Saturday, February 17, 2007

The Basics of Dividends


What exactly are dividends? You've heard that you can make money by investing in companies that pay dividends, but how does that work?

By: Martin Lukac

When companies make profits, they often distribute a portion of the profits to the shareholders. The company will retain a portion of the profits for future use. Some companies hold a large portion back while others are generous in their dividend payments -- it depends on where the company is and how well it is doing financially.
Dividends are often in the form of cash, yet some companies issue stock instead. Stocks that have a good history of paying dividends are attractive to investors. These companies are solid and profitable, but often offer little growth potential in their stock.
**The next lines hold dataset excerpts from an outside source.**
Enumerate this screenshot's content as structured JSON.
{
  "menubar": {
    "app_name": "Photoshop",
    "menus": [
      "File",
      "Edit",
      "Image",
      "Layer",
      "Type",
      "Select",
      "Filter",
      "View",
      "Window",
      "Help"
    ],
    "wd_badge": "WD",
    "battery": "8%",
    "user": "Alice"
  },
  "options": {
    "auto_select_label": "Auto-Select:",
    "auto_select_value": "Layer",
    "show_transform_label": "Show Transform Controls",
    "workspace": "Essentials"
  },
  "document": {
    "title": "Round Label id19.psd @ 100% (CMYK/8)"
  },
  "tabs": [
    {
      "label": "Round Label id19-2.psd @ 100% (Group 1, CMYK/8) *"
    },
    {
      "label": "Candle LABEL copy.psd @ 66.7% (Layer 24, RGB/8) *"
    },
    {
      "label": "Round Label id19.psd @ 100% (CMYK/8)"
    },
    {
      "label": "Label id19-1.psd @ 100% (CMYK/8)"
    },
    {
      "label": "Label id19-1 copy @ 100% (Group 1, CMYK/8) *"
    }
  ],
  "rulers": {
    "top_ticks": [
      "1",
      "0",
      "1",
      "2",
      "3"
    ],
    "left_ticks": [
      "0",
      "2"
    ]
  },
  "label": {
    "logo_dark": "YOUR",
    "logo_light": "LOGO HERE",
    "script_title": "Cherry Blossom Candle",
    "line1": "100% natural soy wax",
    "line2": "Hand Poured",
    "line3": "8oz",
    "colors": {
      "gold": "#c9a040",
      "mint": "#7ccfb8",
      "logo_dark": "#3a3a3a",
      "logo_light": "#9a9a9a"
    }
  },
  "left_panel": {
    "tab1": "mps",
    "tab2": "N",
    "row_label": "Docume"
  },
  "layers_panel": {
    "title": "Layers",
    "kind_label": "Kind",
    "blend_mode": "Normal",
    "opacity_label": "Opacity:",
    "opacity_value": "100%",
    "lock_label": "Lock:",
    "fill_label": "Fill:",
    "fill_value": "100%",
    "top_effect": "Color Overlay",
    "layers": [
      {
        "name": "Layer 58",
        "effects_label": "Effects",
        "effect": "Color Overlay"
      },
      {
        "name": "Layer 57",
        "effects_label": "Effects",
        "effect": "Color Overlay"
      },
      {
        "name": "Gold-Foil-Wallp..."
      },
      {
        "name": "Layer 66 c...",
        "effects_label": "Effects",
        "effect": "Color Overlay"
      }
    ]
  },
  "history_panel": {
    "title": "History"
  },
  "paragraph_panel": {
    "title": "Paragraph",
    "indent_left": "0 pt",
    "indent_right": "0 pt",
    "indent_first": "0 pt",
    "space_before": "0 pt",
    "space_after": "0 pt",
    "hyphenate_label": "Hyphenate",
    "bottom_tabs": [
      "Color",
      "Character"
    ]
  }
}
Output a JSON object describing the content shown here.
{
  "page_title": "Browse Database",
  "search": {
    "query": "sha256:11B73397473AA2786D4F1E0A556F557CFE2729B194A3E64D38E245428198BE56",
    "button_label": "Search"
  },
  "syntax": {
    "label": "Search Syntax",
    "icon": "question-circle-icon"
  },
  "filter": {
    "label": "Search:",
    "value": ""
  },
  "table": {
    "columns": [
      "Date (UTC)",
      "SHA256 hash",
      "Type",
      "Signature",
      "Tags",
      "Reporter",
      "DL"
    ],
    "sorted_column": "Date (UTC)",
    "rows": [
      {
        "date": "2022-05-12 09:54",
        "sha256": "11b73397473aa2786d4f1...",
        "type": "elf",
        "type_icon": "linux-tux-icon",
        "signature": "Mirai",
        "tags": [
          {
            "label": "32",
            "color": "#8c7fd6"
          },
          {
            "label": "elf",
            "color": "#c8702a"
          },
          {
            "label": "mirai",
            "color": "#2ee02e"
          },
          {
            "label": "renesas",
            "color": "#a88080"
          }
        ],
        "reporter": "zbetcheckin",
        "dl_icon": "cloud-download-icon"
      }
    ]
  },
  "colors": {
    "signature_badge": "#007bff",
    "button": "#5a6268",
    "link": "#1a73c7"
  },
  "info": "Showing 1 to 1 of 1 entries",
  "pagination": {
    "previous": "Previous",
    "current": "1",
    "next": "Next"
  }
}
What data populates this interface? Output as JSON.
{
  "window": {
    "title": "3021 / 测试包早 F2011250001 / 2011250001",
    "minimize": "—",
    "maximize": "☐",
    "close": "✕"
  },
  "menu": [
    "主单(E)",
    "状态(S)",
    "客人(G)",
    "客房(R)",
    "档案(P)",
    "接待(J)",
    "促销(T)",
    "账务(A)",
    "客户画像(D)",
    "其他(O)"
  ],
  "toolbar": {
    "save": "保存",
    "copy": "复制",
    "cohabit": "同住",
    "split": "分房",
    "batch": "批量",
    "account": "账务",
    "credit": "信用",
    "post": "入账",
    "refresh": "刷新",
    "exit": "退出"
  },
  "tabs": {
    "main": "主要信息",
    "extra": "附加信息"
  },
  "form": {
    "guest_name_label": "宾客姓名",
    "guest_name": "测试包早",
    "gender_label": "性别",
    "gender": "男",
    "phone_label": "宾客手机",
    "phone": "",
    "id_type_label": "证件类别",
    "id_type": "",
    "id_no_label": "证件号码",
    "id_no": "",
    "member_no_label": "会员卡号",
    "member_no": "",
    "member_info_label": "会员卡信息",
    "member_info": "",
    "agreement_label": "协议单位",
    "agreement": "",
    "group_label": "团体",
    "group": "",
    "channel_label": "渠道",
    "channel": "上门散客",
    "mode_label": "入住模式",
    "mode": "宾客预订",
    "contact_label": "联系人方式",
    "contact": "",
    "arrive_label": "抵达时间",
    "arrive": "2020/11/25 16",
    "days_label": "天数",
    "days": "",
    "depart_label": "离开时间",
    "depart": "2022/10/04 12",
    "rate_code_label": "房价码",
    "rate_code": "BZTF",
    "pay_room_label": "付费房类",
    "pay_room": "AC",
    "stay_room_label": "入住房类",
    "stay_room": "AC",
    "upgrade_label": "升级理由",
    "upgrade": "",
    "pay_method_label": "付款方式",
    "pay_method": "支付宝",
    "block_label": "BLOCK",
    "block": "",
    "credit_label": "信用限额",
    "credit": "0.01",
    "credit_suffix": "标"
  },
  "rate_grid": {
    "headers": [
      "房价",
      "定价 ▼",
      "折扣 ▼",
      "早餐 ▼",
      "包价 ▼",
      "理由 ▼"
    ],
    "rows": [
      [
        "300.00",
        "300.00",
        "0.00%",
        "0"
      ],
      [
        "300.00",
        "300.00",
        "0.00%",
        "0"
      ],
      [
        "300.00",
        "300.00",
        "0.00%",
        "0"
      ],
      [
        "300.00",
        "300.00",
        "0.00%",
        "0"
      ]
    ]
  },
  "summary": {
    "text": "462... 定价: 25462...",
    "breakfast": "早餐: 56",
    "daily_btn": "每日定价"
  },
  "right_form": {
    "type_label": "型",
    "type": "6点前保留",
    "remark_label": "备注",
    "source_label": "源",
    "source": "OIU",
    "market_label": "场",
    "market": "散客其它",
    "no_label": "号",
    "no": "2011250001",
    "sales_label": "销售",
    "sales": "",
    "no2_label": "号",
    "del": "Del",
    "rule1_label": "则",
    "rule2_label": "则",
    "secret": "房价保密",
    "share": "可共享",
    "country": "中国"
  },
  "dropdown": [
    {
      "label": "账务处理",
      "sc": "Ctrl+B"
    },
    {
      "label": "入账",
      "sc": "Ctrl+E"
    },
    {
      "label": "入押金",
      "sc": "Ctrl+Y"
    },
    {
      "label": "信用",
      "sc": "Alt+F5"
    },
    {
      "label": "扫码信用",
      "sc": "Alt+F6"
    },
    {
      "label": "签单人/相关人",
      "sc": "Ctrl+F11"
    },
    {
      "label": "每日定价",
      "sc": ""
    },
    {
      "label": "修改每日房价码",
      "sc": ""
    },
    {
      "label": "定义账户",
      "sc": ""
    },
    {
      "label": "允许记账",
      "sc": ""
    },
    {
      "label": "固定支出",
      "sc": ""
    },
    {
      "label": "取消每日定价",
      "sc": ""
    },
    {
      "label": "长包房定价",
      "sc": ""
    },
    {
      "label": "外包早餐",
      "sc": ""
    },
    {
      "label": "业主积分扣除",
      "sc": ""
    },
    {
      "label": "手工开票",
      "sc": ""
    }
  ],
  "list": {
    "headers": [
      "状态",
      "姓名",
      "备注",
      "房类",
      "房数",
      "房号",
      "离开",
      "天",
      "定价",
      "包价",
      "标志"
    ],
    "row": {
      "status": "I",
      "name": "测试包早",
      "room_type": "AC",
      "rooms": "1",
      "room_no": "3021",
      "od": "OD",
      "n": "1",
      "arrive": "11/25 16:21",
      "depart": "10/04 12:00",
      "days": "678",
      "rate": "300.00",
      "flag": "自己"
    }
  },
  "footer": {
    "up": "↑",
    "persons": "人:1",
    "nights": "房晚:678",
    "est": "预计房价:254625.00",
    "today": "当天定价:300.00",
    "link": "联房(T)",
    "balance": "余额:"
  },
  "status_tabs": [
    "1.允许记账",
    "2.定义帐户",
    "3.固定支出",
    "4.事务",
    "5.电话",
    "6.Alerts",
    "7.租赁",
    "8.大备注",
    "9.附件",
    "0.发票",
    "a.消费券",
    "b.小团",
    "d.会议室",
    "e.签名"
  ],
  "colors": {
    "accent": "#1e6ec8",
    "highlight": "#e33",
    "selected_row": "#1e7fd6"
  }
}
The dividend actually gives an investor a reason to purchase the stock.
The company is under no obligation to pay a dividend. There isn't a preset amount that they must pay stockholders. The company board of directors determines the dividend amount. If the company is in financial trouble or facing an overhaul, the board has every option to forego the dividend. One of the warning signs that a company is in trouble is the elimination of dividend payments.
The dividend is set at a per share basis. For example, the board may decide on a $0.30 dividend per share. If you own 1,000 shares of stock, you will get a check for $500. If you own 100 shares of stock, you can expect a check for $50.
The board sets the dividend and announces when stockholders can expect checks at the declaration date. The ex-dividend date will also be announced at this time. The list of shareholders to receive the dividend will be set on the record date. If you want to get the dividend, you must own the stock before this date.
The ex-dividend date falls a couple of days before the record date. This date allows for the completion of pending transactions. If you want to own the stock and receive the dividend, you need to have your transaction through by this date. After the ex-dividend date, the market will discount the stock's price because the dividend will no longer be available to buyers.
The payment date is when the company actually mails the checks. This usually occurs two weeks after the record date.
There are two types of dividends: fixed and variable. Fixed rate dividends go to the owners of preferred stock. Common stock holders receive variable dividends.
Dividends are a great way to make money and often offer a fairly steady income if the stocks are chosen wisely. Many investors find that buying stocks with a good history of dividend payments is good for the growth of their portfolios.